Скептик большей частью возражал. Его раздражали сами эти понятия. Он нанял машину с динамиком, которая обычно рекламировала какой-нибудь товар («Дюбонне», газ бутан), и возвестил по-немецки и по-французски в Плюйене, в Плавеноне, в гавани Эрки, на набережных и пляжах при отливе свои сомнения во всем: прилив, мол, принесет с собой мазут, придется уезжать раньше срока, и вообще бросил меланхолическую тень на весь купальный сезон.
Что лишает его радости и заставляет так напрягаться? Почему его (обещанное) счастье выражается столь ожесточенно?

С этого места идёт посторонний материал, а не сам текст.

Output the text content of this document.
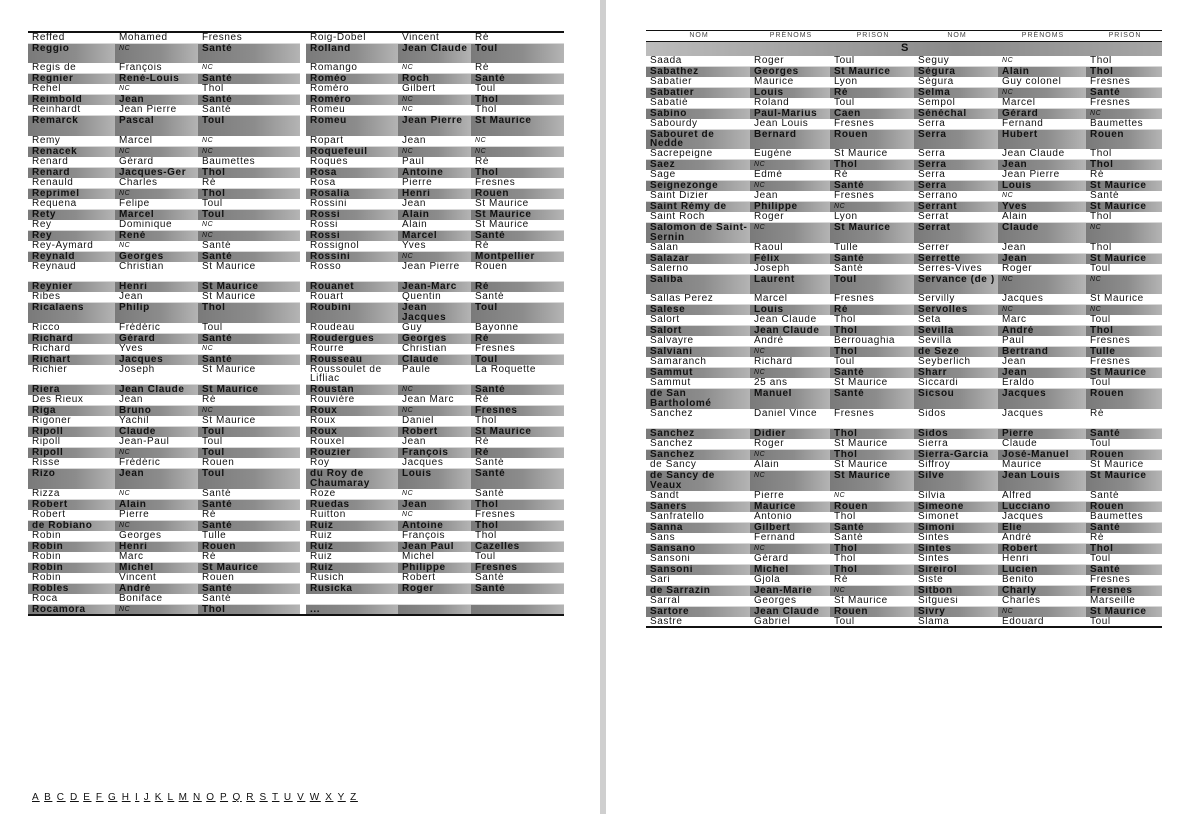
Reffed	Mohamed	Fresnes		Roig-Dobel	Vincent	Ré
Reggio	NC	Santé		Rolland	Jean Claude	Toul
Regis de	François	NC		Romango	NC	Ré
Regnier	René-Louis	Santé		Roméo	Roch	Santé
Rehel	NC	Thol		Roméro	Gilbert	Toul
Reimbold	Jean	Santé		Roméro	NC	Thol
Reinhardt	Jean Pierre	Santé		Romeu	NC	Thol
Remarck	Pascal	Toul		Romeu	Jean Pierre	St Maurice
Remy	Marcel	NC		Ropart	Jean	NC
Renacek	NC	NC		Roquefeuil	NC	NC
Renard	Gérard	Baumettes		Roques	Paul	Ré
Renard	Jacques-Ger	Thol		Rosa	Antoine	Thol
Renauld	Charles	Ré		Rosa	Pierre	Fresnes
Reprimel	NC	Thol		Rosalia	Henri	Rouen
Requena	Felipe	Toul		Rossini	Jean	St Maurice
Rety	Marcel	Toul		Rossi	Alain	St Maurice
Rey	Dominique	NC		Rossi	Alain	St Maurice
Rey	René	NC		Rossi	Marcel	Santé
Rey-Aymard	NC	Santé		Rossignol	Yves	Ré
Reynald	Georges	Santé		Rossini	NC	Montpellier
Reynaud	Christian	St Maurice		Rosso	Jean Pierre	Rouen
Reynier	Henri	St Maurice		Rouanet	Jean-Marc	Ré
Ribes	Jean	St Maurice		Rouart	Quentin	Santé
Ricalaens	Philip	Thol		Roubini	Jean Jacques	Toul
Ricco	Frédéric	Toul		Roudeau	Guy	Bayonne
Richard	Gérard	Santé		Roudergues	Georges	Ré
Richard	Yves	NC		Rourre	Christian	Fresnes
Richart	Jacques	Santé		Rousseau	Claude	Toul
Richier	Joseph	St Maurice		Roussoulet de Lifliac	Paule	La Roquette
Riera	Jean Claude	St Maurice		Roustan	NC	Santé
Des Rieux	Jean	Ré		Rouvière	Jean Marc	Ré
Riga	Bruno	NC		Roux	NC	Fresnes
Rigoner	Yachil	St Maurice		Roux	Daniel	Thol
Ripoll	Claude	Toul		Roux	Robert	St Maurice
Ripoll	Jean-Paul	Toul		Rouxel	Jean	Ré
Ripoll	NC	Toul		Rouzier	François	Ré
Risse	Frédéric	Rouen		Roy	Jacques	Santé
Rizo	Jean	Toul		du Roy de Chaumaray	Louis	Santé
Rizza	NC	Santé		Roze	NC	Santé
Robert	Alain	Santé		Ruedas	Jean	Thol
Robert	Pierre	Ré		Ruitton	NC	Fresnes
de Robiano	NC	Santé		Ruiz	Antoine	Thol
Robin	Georges	Tulle		Ruiz	François	Thol
Robin	Henri	Rouen		Ruiz	Jean Paul	Cazelles
Robin	Marc	Ré		Ruiz	Michel	Toul
Robin	Michel	St Maurice		Ruiz	Philippe	Fresnes
Robin	Vincent	Rouen		Rusich	Robert	Santé
Robles	André	Santé		Rusicka	Roger	Santé
Roca	Boniface	Santé				
Rocamora	NC	Thol		...		
A B C D E F G H I J K L M N O P Q R S T U V W X Y Z
NOM	PRÉNOMS	PRISON		NOM	PRÉNOMS	PRISON
S					
Saada	Roger	Toul		Seguy	NC	Thol
Sabathez	Georges	St Maurice		Ségura	Alain	Thol
Sabatier	Maurice	Lyon		Ségura	Guy colonel	Fresnes
Sabatier	Louis	Ré		Selma	NC	Santé
Sabatié	Roland	Toul		Sempol	Marcel	Fresnes
Sabino	Paul-Marius	Caen		Sénéchal	Gérard	NC
Sabourdy	Jean Louis	Fresnes		Serra	Fernand	Baumettes
Sabouret de Nedde	Bernard	Rouen		Serra	Hubert	Rouen
Sacrepeigne	Eugène	St Maurice		Serra	Jean Claude	Thol
Saez	NC	Thol		Serra	Jean	Thol
Sage	Edmé	Ré		Serra	Jean Pierre	Ré
Seignezonge	NC	Santé		Serra	Louis	St Maurice
Saint Dizier	Jean	Fresnes		Serrano	NC	Santé
Saint Rémy de	Philippe	NC		Serrant	Yves	St Maurice
Saint Roch	Roger	Lyon		Serrat	Alain	Thol
Salomon de Saint-Sernin	NC	St Maurice		Serrat	Claude	NC
Salan	Raoul	Tulle		Serrer	Jean	Thol
Salazar	Félix	Santé		Serrette	Jean	St Maurice
Salerno	Joseph	Santé		Serres-Vives	Roger	Toul
Saliba	Laurent	Toul		Servance (de )	NC	NC
Sallas Perez	Marcel	Fresnes		Servilly	Jacques	St Maurice
Salese	Louis	Ré		Servolles	NC	NC
Salort	Jean Claude	Thol		Seta	Marc	Toul
Salort	Jean Claude	Thol		Sevilla	André	Thol
Salvayre	André	Berrouaghia		Sevilla	Paul	Fresnes
Salviani	NC	Thol		de Seze	Bertrand	Tulle
Samaranch	Richard	Toul		Seyberlich	Jean	Fresnes
Sammut	NC	Santé		Sharr	Jean	St Maurice
Sammut	25 ans	St Maurice		Siccardi	Eraldo	Toul
de San Bartholomé	Manuel	Santé		Sicsou	Jacques	Rouen
Sanchez	Daniel Vince	Fresnes		Sidos	Jacques	Ré
Sanchez	Didier	Thol		Sidos	Pierre	Santé
Sanchez	Roger	St Maurice		Sierra	Claude	Toul
Sanchez	NC	Thol		Sierra-Garcia	José-Manuel	Rouen
de Sancy	Alain	St Maurice		Siffroy	Maurice	St Maurice
de Sancy de Veaux	NC	St Maurice		Silve	Jean Louis	St Maurice
Sandt	Pierre	NC		Silvia	Alfred	Santé
Saners	Maurice	Rouen		Simeone	Lucciano	Rouen
Sanfratello	Antonio	Thol		Simonet	Jacques	Baumettes
Sanna	Gilbert	Santé		Simoni	Elie	Santé
Sans	Fernand	Santé		Sintes	André	Ré
Sansano	NC	Thol		Sintes	Robert	Thol
Sansoni	Gérard	Thol		Sintes	Henri	Toul
Sansoni	Michel	Thol		Sireirol	Lucien	Santé
Sari	Gjola	Ré		Siste	Benito	Fresnes
de Sarrazin	Jean-Marie	NC		Sitbon	Charly	Fresnes
Sarral	Georges	St Maurice		Sitguesi	Charles	Marseille
Sartore	Jean Claude	Rouen		Sivry	NC	St Maurice
Sastre	Gabriel	Toul		Slama	Edouard	Toul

Что лишило социализм веселости и привило ему ту (мужскую) серьезность, которая портит всякое удовольствие и во что бы то ни стало хочет объявить его полезным?
Разглядывая гравюру по меди, изображенную на художественной почтовой открытке, и замерив ее пропорции, Скептик блеснул эрудицией, упомянув об отношениях между Альбрехтом Дюрером и Николаем Кузанским, после чего наше пляжное настроение заметно портится — оно застывает и улетучивается. Смех испаряется, становится тягучим. Куда как весело в разгар прилива. (Купаться в это время опасно.)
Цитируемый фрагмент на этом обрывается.